Running inference for 3 GPT2 models concurrently is slower than sequentially. How to improve?

trianxy · October 10, 2022, 5:44pm

Hey team,

I have an NVidia GPU with 24 GB RAM (g5.xlarge on AWS) and 3 differently fine-tuned GPT2 models. Unfortunately, running them concurrently is slower (45ms for 1 token each) than running them sequentially (38ms for 1 token each).

I expected running them concurrently to be close to 3x faster because size of GPU memory is not a problem and GPU utilisiation also seems to be always below 33%.

Any ideas or packages I should try out?

Here is a minimal example (plese note: below I attempt to run them concurrently using threads, but I also did the same using multiprocessing with 3 different Python scripts and got similar results):

import sys, os, threading
import torch
from transformers import AutoTokenizer, AutoModelForCausalLM

ARCHITECTURE = "gpt2"
DEVICE = "cuda"

tokenizer = AutoTokenizer.from_pretrained(ARCHITECTURE, use_fast=True)
model1 = AutoModelForCausalLM.from_pretrained(ARCHITECTURE).to(DEVICE)
model2 = AutoModelForCausalLM.from_pretrained(ARCHITECTURE).to(DEVICE)
model3 = AutoModelForCausalLM.from_pretrained(ARCHITECTURE).to(DEVICE)
inputs = tokenizer(["George Washington is"], return_tensors="pt").to(DEVICE)

### RUN SEQUENTIALLY: takes 38ms (timed with %%timeit and other methods)
output1 = model1(**inputs)
output2 = model2(**inputs)
output3 = model3(**inputs)

### RUN CONCURRENTLY WITH THREADS: takes 45 ms 
thread1 = threading.Thread(target=model1, kwargs=inputs)
thread2 = threading.Thread(target=model2, kwargs=inputs)
thread3 = threading.Thread(target=model3, kwargs=inputs)
thread1.start()
thread2.start()
thread3.start()
thread1.join()
thread2.join()
thread3.join()

## RUN CONCURRENTLY WITH STREAMS: also takes ~45ms
p1 = torch.cuda.Stream()
p2 = torch.cuda.Stream()
p3 = torch.cuda.Stream()
with torch.cuda.stream(p1):
    output1 = model1(**inputs)
with torch.cuda.stream(p2):
    output2 = model2(**inputs)
with torch.cuda.stream(p3):
    output3 = model3(**inputs)
p1.synchronize()
p2.synchronize()
p3.synchronize()

There are many related posts, but none seemed to provide a solution. I hope that as time has progressed, new solutions might have been found?

Some pointers

Multiprocessing best practices — PyTorch 2.1 documentation → multiprocessing difficult on CUDA
Multiple replicas of the model on same GPU?

Not helpful

ptrblck · October 11, 2022, 5:59am

You are most likely running into the GIL in your approach. Have you also profiled the code to see the actual execution performed in the GPU?

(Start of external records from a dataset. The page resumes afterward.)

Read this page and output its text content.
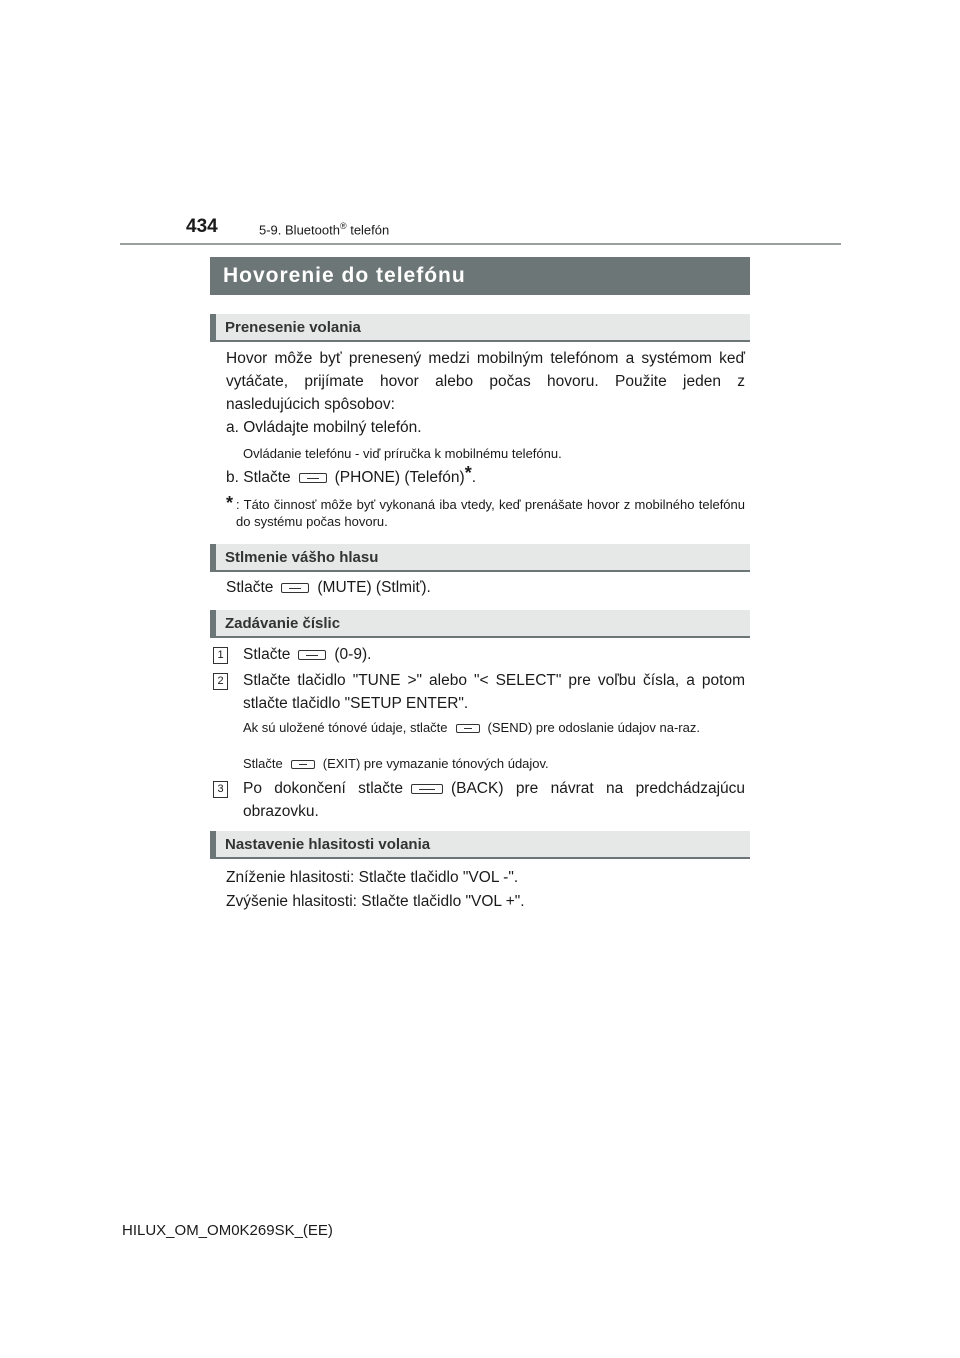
434	5-9. Bluetooth® telefón
Hovorenie do telefónu
Prenesenie volania
Hovor môže byť prenesený medzi mobilným telefónom a systémom keď vytáčate, prijímate hovor alebo počas hovoru. Použite jeden z nasledujúcich spôsobov:
a. Ovládajte mobilný telefón.
Ovládanie telefónu - viď príručka k mobilnému telefónu.
b. Stlačte	(PHONE) (Telefón)*.
* : Táto činnosť môže byť vykonaná iba vtedy, keď prenášate hovor z mobilného telefónu do systému počas hovoru.
Stlmenie vášho hlasu
Stlačte	(MUTE) (Stlmiť).
Zadávanie číslic
1 Stlačte	(0-9).
2 Stlačte tlačidlo "TUNE >" alebo "< SELECT" pre voľbu čísla, a potom stlačte tlačidlo "SETUP ENTER".
Ak sú uložené tónové údaje, stlačte	(SEND) pre odoslanie údajov na-raz.
Stlačte	(EXIT) pre vymazanie tónových údajov.
3 Po dokončení stlačte	(BACK) pre návrat na predchádzajúcu obrazovku.
Nastavenie hlasitosti volania
Zníženie hlasitosti: Stlačte tlačidlo "VOL -".
Zvýšenie hlasitosti: Stlačte tlačidlo "VOL +".
HILUX_OM_OM0K269SK_(EE)
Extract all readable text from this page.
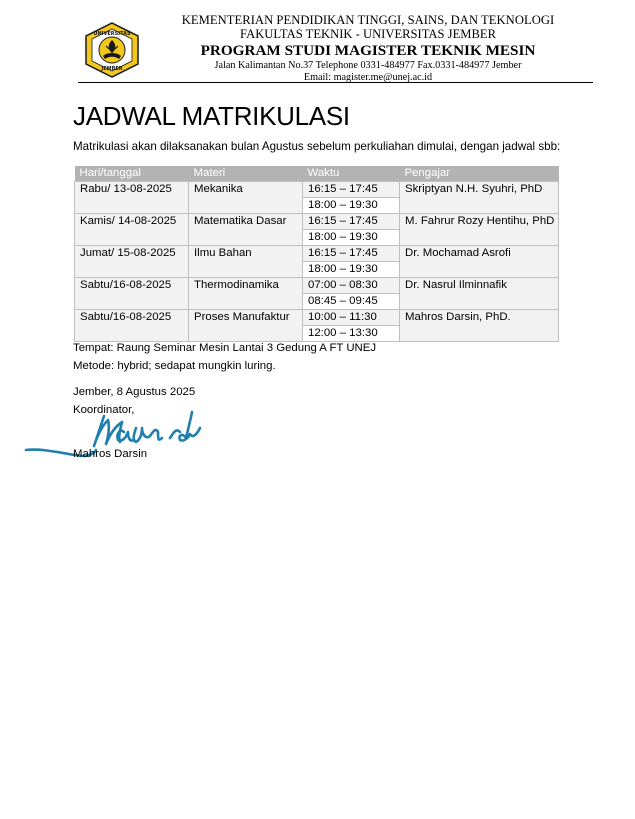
UNIVERSITAS
JEMBER
KEMENTERIAN PENDIDIKAN TINGGI, SAINS, DAN TEKNOLOGI
FAKULTAS TEKNIK - UNIVERSITAS JEMBER
PROGRAM STUDI MAGISTER TEKNIK MESIN
Jalan Kalimantan No.37 Telephone 0331-484977 Fax.0331-484977 Jember
Email: magister.me@unej.ac.id
JADWAL MATRIKULASI
Matrikulasi akan dilaksanakan bulan Agustus sebelum perkuliahan dimulai, dengan jadwal sbb:
Hari/tanggal	Materi	Waktu	Pengajar
Rabu/ 13-08-2025	Mekanika	16:15 – 17:45	Skriptyan N.H. Syuhri, PhD
		18:00 – 19:30	
Kamis/ 14-08-2025	Matematika Dasar	16:15 – 17:45	M. Fahrur Rozy Hentihu, PhD
		18:00 – 19:30	
Jumat/ 15-08-2025	Ilmu Bahan	16:15 – 17:45	Dr. Mochamad Asrofi
		18:00 – 19:30	
Sabtu/16-08-2025	Thermodinamika	07:00 – 08:30	Dr. Nasrul Ilminnafik
		08:45 – 09:45	
Sabtu/16-08-2025	Proses Manufaktur	10:00 – 11:30	Mahros Darsin, PhD.
		12:00 – 13:30	
Tempat: Raung Seminar Mesin Lantai 3 Gedung A FT UNEJ
Metode: hybrid; sedapat mungkin luring.
Jember, 8 Agustus 2025
Koordinator,
Mahros Darsin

trianxy · October 11, 2022, 11:58am

Thanks a lot for the pointers @ptrblck !

The above code might run into the GIL, but I also tried the same using multiple fully independent Python scripts (where GIL shouldn’t be an issue), and still had the same slow performance.

I am now running profiling deep-dives using

from torch.profiler import profile, record_function, ProfilerActivity
with profile(activities=[ProfilerActivity.CPU, ProfilerActivity.CUDA], record_shapes=True, profile_memory=False) as prof:
    with record_function("model_inference"):
        model1(**inputs)
print(prof.key_averages().table(sort_by="cpu_time_total", row_limit=10))

Regarding profiling, would you suggest other tools?